Sobre sorte. Uma vez um amigo me contou sobre esta empresa que contratava apenas pessoas sortudas. Perguntavam para as pessoas se elas se consideravam sortudas ou não. Depois disso, davam para as pessoas algumas cartelas cheias de números minúsculos, e diziam que as cartelas que tivessem o número 247 seriam selecionadas para a próxima fase do processo seletivo. As pessoas que se diziam “sortudas” tinham mais do que o dobro de chance de encontrar o número 247 do que aquelas que não se consideravam sortudas. Perguntei ao meu amigo se ele acreditava que era algum tipo de energia ou sorte mística. Ele me disse: “Todas as cartelas tinham o número 247. As pessoas  que se consideram sortudas estavam apenas prestando mais atenção nas chances que a vida dá”.

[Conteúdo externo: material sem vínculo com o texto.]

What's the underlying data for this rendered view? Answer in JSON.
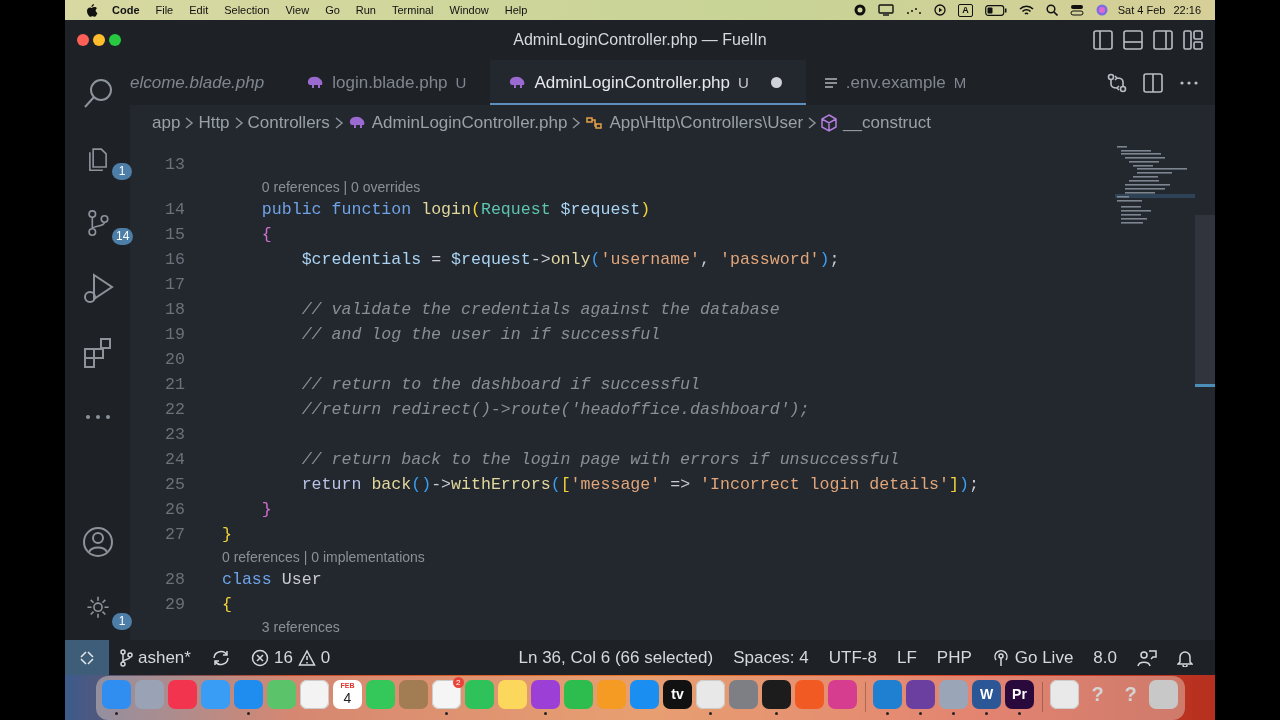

Esta semana descobrimos que o câncer da minha mãe desapareceu, depois do tratamento. Talvez, ela seja mesmo sortuda. Ficamos muito felizes, obviamente. Minha mãe terá que nos aturar por mais algum tempo, para nossa alegria. Comemoramos em uma ligação telefônica cheia de gritos de alegria. Uma ligação telefônica que nos uniu, mais de 300 quilômetros distantes. Por um segundo, meu pensamento passou por aquela menina de 29 anos, com um câncer nível 4. Desejei, por algum momento, que ela tenha sorte. A sorte de comemorar a cura um dia. A sorte de ter uma vida longa, e filhos. E, acima de tudo, a sorte de conseguir perceber a sorte, mesmo onde é difícil enxergar.